Have you ever read the book Daddy-Long-Legs by Jean Webster? It's a simple yet delightful story, told primarily through the letters of the main character. I first read it when I was about 12-years-old and since then it's been one of my go-to stories when I want an easy and quick pick-me-up read. Here are some of my favorite snippets from the letters in the book:
"I'd love pretty hats and things, but I mustn't mortgage the future to pay for them."
"In the country, especially, there are such a lot of entertaining things. I can walk over everybody's land and look at everybody's view, and dabble in everybody's brook; and enjoy it just as much as though I owned the land - and with no taxes to pay!"
"One can't help thinking what a colorless life a man is forced to lead, when one reflects that chiffon and Venetian point and hand embroidery and Irish crochet are to him mere empty words.

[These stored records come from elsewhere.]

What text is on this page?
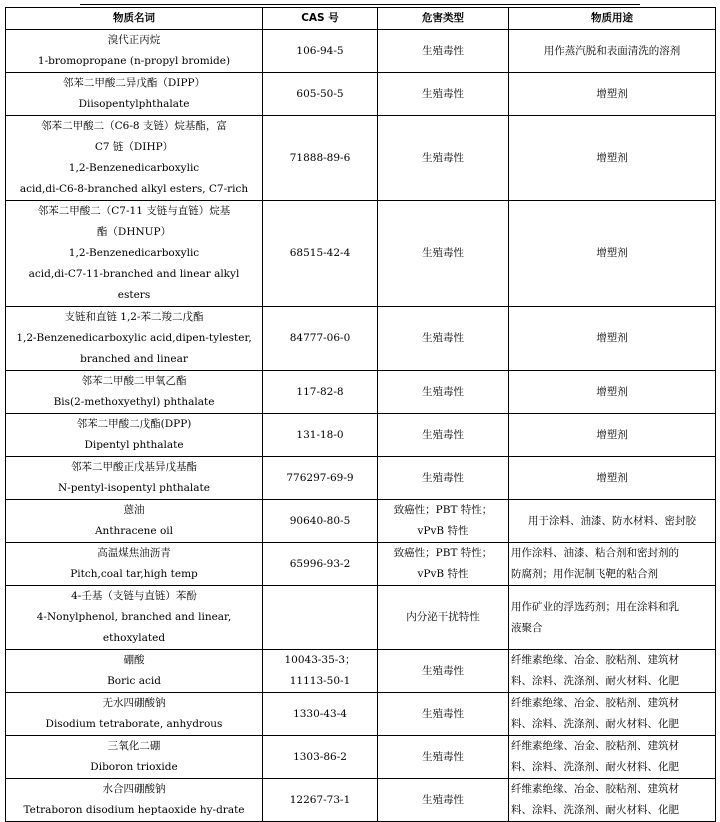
物质名词	CAS 号	危害类型	物质用途

溴代正丙烷
1-bromopropane (n-propyl bromide)	106-94-5	生殖毒性	用作蒸汽脱和表面清洗的溶剂

邻苯二甲酸二异戊酯（DIPP）
Diisopentylphthalate	605-50-5	生殖毒性	增塑剂

邻苯二甲酸二（C6-8 支链）烷基酯，富
C7 链（DIHP）
1,2-Benzenedicarboxylic
acid,di-C6-8-branched alkyl esters, C7-rich	71888-89-6	生殖毒性	增塑剂

邻苯二甲酸二（C7-11 支链与直链）烷基
酯（DHNUP）
1,2-Benzenedicarboxylic
acid,di-C7-11-branched and linear alkyl
esters	68515-42-4	生殖毒性	增塑剂

支链和直链 1,2-苯二羧二戊酯
1,2-Benzenedicarboxylic acid,dipen-tylester,
branched and linear	84777-06-0	生殖毒性	增塑剂

邻苯二甲酸二甲氧乙酯
Bis(2-methoxyethyl) phthalate	117-82-8	生殖毒性	增塑剂

邻苯二甲酸二戊酯(DPP)
Dipentyl phthalate	131-18-0	生殖毒性	增塑剂

邻苯二甲酸正戊基异戊基酯
N-pentyl-isopentyl phthalate	776297-69-9	生殖毒性	增塑剂

蒽油
Anthracene oil	90640-80-5	致癌性；PBT 特性；
vPvB 特性	用于涂料、油漆、防水材料、密封胶

高温煤焦油沥青
Pitch,coal tar,high temp	65996-93-2	致癌性；PBT 特性；
vPvB 特性	用作涂料、油漆、粘合剂和密封剂的
防腐剂；用作泥制飞靶的粘合剂

4-壬基（支链与直链）苯酚
4-Nonylphenol, branched and linear,
ethoxylated		内分泌干扰特性	用作矿业的浮选药剂；用在涂料和乳
液聚合

硼酸
Boric acid	10043-35-3；
11113-50-1	生殖毒性	纤维素绝缘、冶金、胶粘剂、建筑材
料、涂料、洗涤剂、耐火材料、化肥

无水四硼酸钠
Disodium tetraborate, anhydrous	1330-43-4	生殖毒性	纤维素绝缘、冶金、胶粘剂、建筑材
料、涂料、洗涤剂、耐火材料、化肥

三氧化二硼
Diboron trioxide	1303-86-2	生殖毒性	纤维素绝缘、冶金、胶粘剂、建筑材
料、涂料、洗涤剂、耐火材料、化肥

水合四硼酸钠
Tetraboron disodium heptaoxide hy-drate	12267-73-1	生殖毒性	纤维素绝缘、冶金、胶粘剂、建筑材
料、涂料、洗涤剂、耐火材料、化肥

Whereas a woman - whether she is interested in babies or microbes or husbands or poetry or servants or parallelograms or gardens or Plato or bridge - is fundamentally and always interested in clothes."

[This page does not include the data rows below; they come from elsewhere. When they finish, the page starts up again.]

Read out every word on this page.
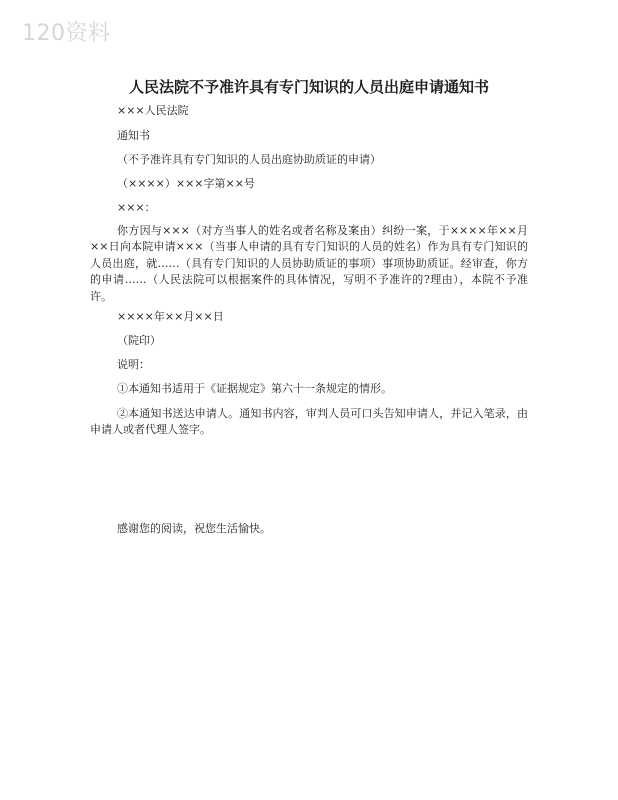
120资料
人民法院不予准许具有专门知识的人员出庭申请通知书
×××人民法院
通知书
（不予准许具有专门知识的人员出庭协助质证的申请）
（××××）×××字第××号
×××：
你方因与×××（对方当事人的姓名或者名称及案由）纠纷一案，于××××年××月××日向本院申请×××（当事人申请的具有专门知识的人员的姓名）作为具有专门知识的人员出庭，就……（具有专门知识的人员协助质证的事项）事项协助质证。经审查，你方的申请……（人民法院可以根据案件的具体情况，写明不予准许的?理由），本院不予准许。
××××年××月××日
（院印）
说明：
①本通知书适用于《证据规定》第六十一条规定的情形。
②本通知书送达申请人。通知书内容，审判人员可口头告知申请人，并记入笔录，由申请人或者代理人签字。
感谢您的阅读，祝您生活愉快。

"The world is full of happiness and plenty to go around, if you are only willing to take the kind that comes your way."
"I have a terrible wanderthirst; the very sight of a map makes me want to put on my hat and take an umbrella and start."
"It's a very bewildering matter to get educated in five branches at once.
" 'The test of true scholarship,' say Chemistry Professor, 'is a painstaking passion for detail.'
" 'Be careful not to keep your eyes glued to detail,' says History Professor. 'Stand far enough away to get a perspective on the whole.'
"You can see with what nicety we have to trim our sails between chemistry and history. I like the historical method best. If I say that William the Conqueror came over in 1492 and Christopher Columbus discovered America in 1100 or 1066 or whenever it was, that's a mere detail that the Professor overlooks."
"It isn't the great big pleasures that count the most; it's making a great deal out of the little ones - I've discovered the secret to happiness and that is to live in the now. Not to be forever regretting the past, or anticipating the future, but to get the most that you can out of this very instant."